At their heart, all websites, irrespective of their target audience and irrespective of the commercial aggression (or lack thereof) of its concept, have a primary aim. Whether it is sales, registrations, subscription, completion of a “contact us” form, provision of information, etc, once a website is clear about its aim, the next logical step is to optimise the design and architecture of the site to maximise the success of this aim.
It is fair to assume that this should form the central thinking behind its initial design; however, it is equally fair to assume that a site cannot expect to provide the best experience for its visitors unless it evolves and adapts over time. Furthermore, even the best website design will still benefit from testing once it goes live and is exposed to the reality of user.
There are two ways to improve a website – firstly, one can wait until a critical mass of changes need to occur (to keep up with competitors, to offer improved service, to look professional, to take advantage of fresh technology, etc) and then commence a full website redesign; alternatively, one can follow an iterative path, changing and adapting discrete aspects of the site to improve in an evolutionary manner.

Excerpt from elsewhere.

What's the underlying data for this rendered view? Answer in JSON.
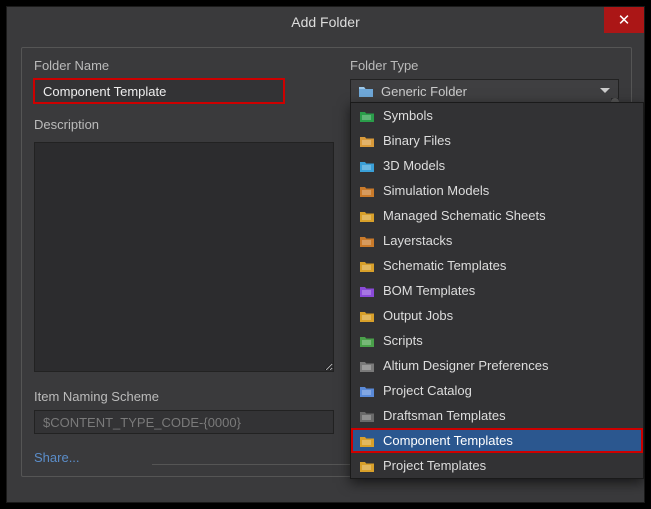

This second route is how a site such as Amazon can, without ever embarking on a full website redesign, go from this in the year 2000…
to this in 2012…
Simply put, they make small amendments (or iterations) on a very regular basis. The reaction to these iterations are analysed, using multi-variate testing and those that are deemed to be improvements (in relation to audience reaction) are retained. Multi-variate testing – and, more commonly, A/B testing – allows us to identify weak areas of a website, design potential improvements and then test the new designs against the status quo, using data from Google Analytics.